JAMBI, Pribhumi.com – Menjelang Hari Raya Idul Adha 1447 Hijriah atau Idul Adha 2026, masyarakat kembali mempertanyakan hukum memotong kuku dan rambut bagi orang yang berniat melaksanakan ibadah kurban. Ketentuan ini kerap menjadi perbincangan setiap memasuki bulan Zulhijah.
Berdasarkan hasil sidang isbat Kementerian Agama RI, 1 Zulhijah 1447 H ditetapkan jatuh pada Senin, 18 Mei 2026. Dengan demikian, Idul Adha diperingati pada Rabu, 27 Mei 2026.
Bagi umat Muslim yang berniat berkurban, anjuran untuk tidak memotong kuku dan rambut mulai berlaku sejak terbenamnya matahari pada Minggu, 17 Mei 2026 atau sejak masuk malam 1 Zulhijah, hingga hewan kurban selesai disembelih.

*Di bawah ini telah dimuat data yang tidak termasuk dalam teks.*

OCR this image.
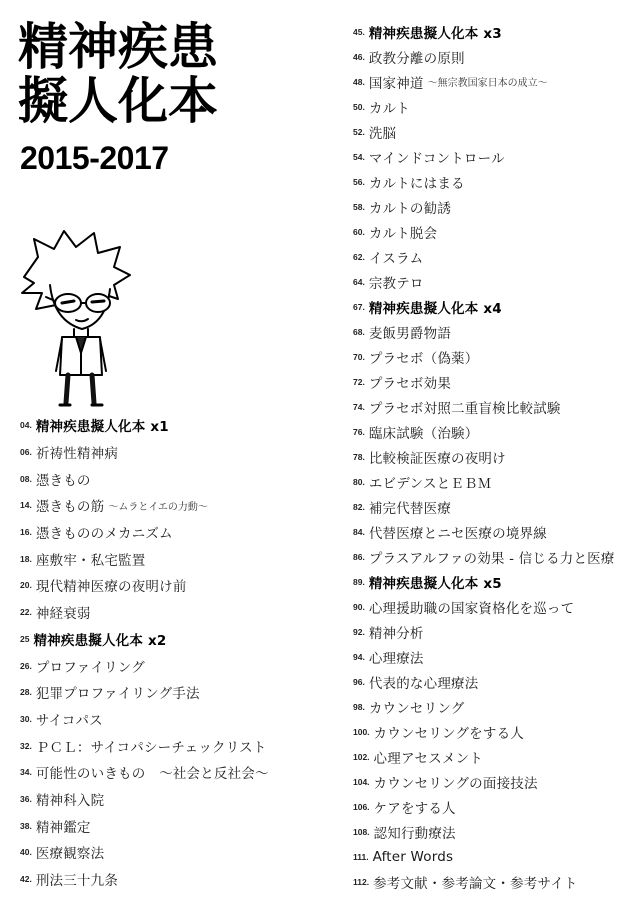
精神疾患
擬人化本
2015-2017
04. 精神疾患擬人化本 x1
06. 祈祷性精神病
08. 憑きもの
14. 憑きもの筋 〜ムラとイエの力動〜
16. 憑きもののメカニズム
18. 座敷牢・私宅監置
20. 現代精神医療の夜明け前
22. 神経衰弱
25 精神疾患擬人化本 x2
26. プロファイリング
28. 犯罪プロファイリング手法
30. サイコパス
32. ＰＣＬ：サイコパシーチェックリスト
34. 可能性のいきもの　〜社会と反社会〜
36. 精神科入院
38. 精神鑑定
40. 医療観察法
42. 刑法三十九条
45. 精神疾患擬人化本 x3
46. 政教分離の原則
48. 国家神道 〜無宗教国家日本の成立〜
50. カルト
52. 洗脳
54. マインドコントロール
56. カルトにはまる
58. カルトの勧誘
60. カルト脱会
62. イスラム
64. 宗教テロ
67. 精神疾患擬人化本 x4
68. 麦飯男爵物語
70. プラセボ（偽薬）
72. プラセボ効果
74. プラセボ対照二重盲検比較試験
76. 臨床試験（治験）
78. 比較検証医療の夜明け
80. エビデンスとＥＢＭ
82. 補完代替医療
84. 代替医療とニセ医療の境界線
86. プラスアルファの効果 - 信じる力と医療
89. 精神疾患擬人化本 x5
90. 心理援助職の国家資格化を巡って
92. 精神分析
94. 心理療法
96. 代表的な心理療法
98. カウンセリング
100. カウンセリングをする人
102. 心理アセスメント
104. カウンセリングの面接技法
106. ケアをする人
108. 認知行動療法
111. After Words
112. 参考文献・参考論文・参考サイト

Ketua Program Studi Hukum Keluarga Islam Universitas Muhammadiyah Malang, Soni Zakaria, menjelaskan larangan tersebut hanya berlaku bagi shohibul qurban atau orang yang menanggung biaya hewan kurban.
Apabila seorang ayah berkurban untuk keluarganya, maka hanya sang ayah yang dianjurkan menahan diri dari memotong kuku dan rambut. Sementara anggota keluarga lainnya tetap diperbolehkan melakukannya.
Namun, jika satu ekor sapi dikurbankan secara patungan oleh tujuh orang, maka seluruh peserta kurban dianjurkan mengikuti ketentuan tersebut.
Meski demikian, jika seseorang sudah terlanjur memotong kuku atau rambut sebelum berniat kurban, maka hal itu tidak dianggap berdosa. Larangan berlaku setelah adanya niat untuk berkurban.
Apabila seseorang sengaja memotong kuku atau rambut setelah berniat kurban, para ulama menganjurkan untuk bertaubat dan tidak mengulanginya. Namun, tindakan tersebut tidak membatalkan ibadah kurban dan tidak ada kafarat atau denda tertentu.
Dalam kondisi tertentu, seperti alasan medis, kuku patah, atau rambut yang mengganggu penglihatan, seseorang tetap diperbolehkan memotongnya tanpa dianggap berdosa.
Perbedaan pendapat ulama mengenai hukum larangan ini juga masih terjadi. Mazhab Hanbali memandang hukum memotong kuku dan rambut bagi pekurban sebagai haram selama memasuki Zulhijah hingga penyembelihan selesai. Sedangkan mayoritas ulama dari mazhab Syafi’i dan Maliki menilai hukumnya makruh.
Sementara itu, Majelis Tarjih Muhammadiyah menyebut larangan tersebut hanya bersifat anjuran sunnah dan tidak mempengaruhi keabsahan ibadah kurban.